Closed boutigny closed 8 years ago
Hi Dominique, I agree, I largely punted on the database by referring to the design docs; in retrospect, that's unfair.
@jbecla , could you add a paragraph on the database, along the lines that Dominique is proposing? The challenge: I'd need it by ~tomorrow night (need to submit by 5am on Friday).
I also recall you had a Supercomputing paper on qserv -- what's the reference for it?
We already cite the SC paper. I added that a while back.
Ah, missed that, thanks!
I'll look into that tomorrow
@jbecla Actually, having re-read the whole paper, I think the best thing to to would be to just add a note that Qserv has been tested in data challenges, just like the rest of the stack. The reason for that is that we don't actually dwell much on design details or performance promises for other components either.
How does this look: https://github.com/mjuric/adass-2015-paper/blob/qserv/O3-1.pdf . In the last paragraph on page 7, I added:
Advanced prototypes of the distributed, shared-nothing, database being written for LSST – Qserv – have been tested on a 150-node cluster using 55 billion rows and 30 terabytes of simulated data (Wang et al. 2011).
I took these from Daniel's paper -- what would be the updated numbers?
Great, I got distracted earlier and so I am glad to hear I don't need to write it :). The number you are quoting are capturing well the scale we tested with. Independently this summer we tested with relatively comparable data set (32TB, 5B objects, 35B sources, 172B forcedSources), the most prominent thing this time around was that we got Qserv to run reliably for days under heavy load (100+ concurrent queries consisting of a mix of easy and hard ones) and with 100x lower latency than the 2011 tests.
Thanks, Jacek -- I also added a link to S15 tests page on confluence.

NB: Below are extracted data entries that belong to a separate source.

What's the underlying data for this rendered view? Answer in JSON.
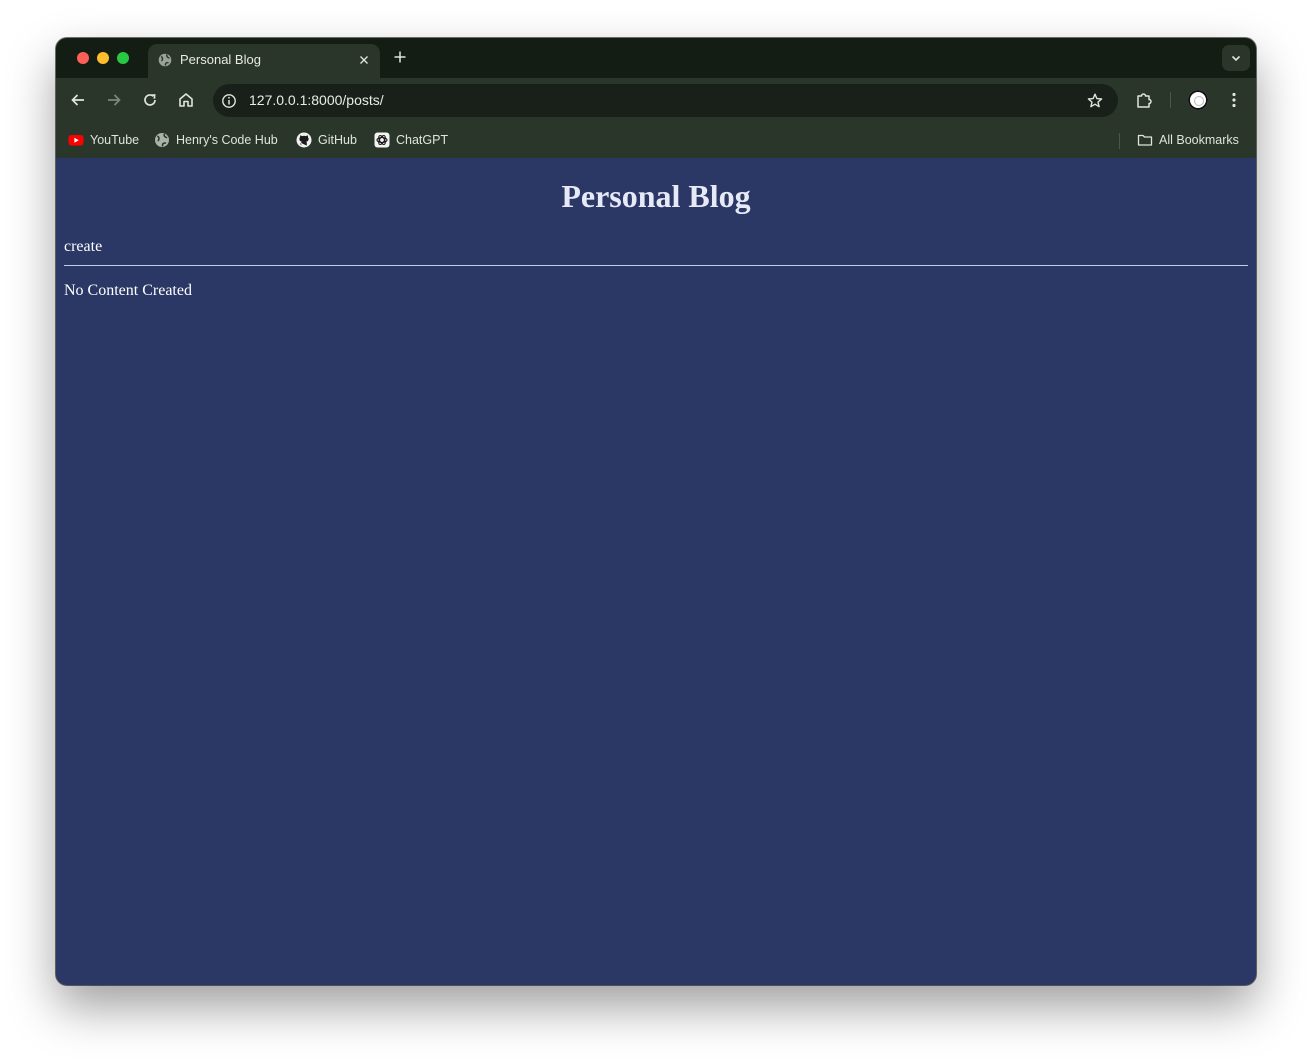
{
  "browser": {
    "tab": {
      "title": "Personal Blog"
    },
    "url": "127.0.0.1:8000/posts/",
    "bookmarks": [
      {
        "label": "YouTube",
        "icon": "youtube-icon"
      },
      {
        "label": "Henry's Code Hub",
        "icon": "globe-icon"
      },
      {
        "label": "GitHub",
        "icon": "github-icon"
      },
      {
        "label": "ChatGPT",
        "icon": "chatgpt-icon"
      }
    ],
    "all_bookmarks_label": "All Bookmarks",
    "colors": {
      "frame": "#131d13",
      "toolbar": "#2a362a",
      "omnibox": "#192019"
    }
  },
  "page": {
    "title": "Personal Blog",
    "create_link": "create",
    "empty_message": "No Content Created",
    "colors": {
      "background": "#2b3865",
      "text": "#ffffff"
    }
  }
}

While the LSST database is a major component of the DM I have the impression that it is only marginally mentioned in the paper and it is not clear that it is something much more sophisticated than what has been done before in the astronomy field. I would suggest to add a paragraph to describe the major components of the DB and to give a hint on the projected performances. Similarly, it may be good to mention the database tests which has been run in 2013 and in 2015 and the fact that they have demonstrated that the projected performances and scalability are achievable.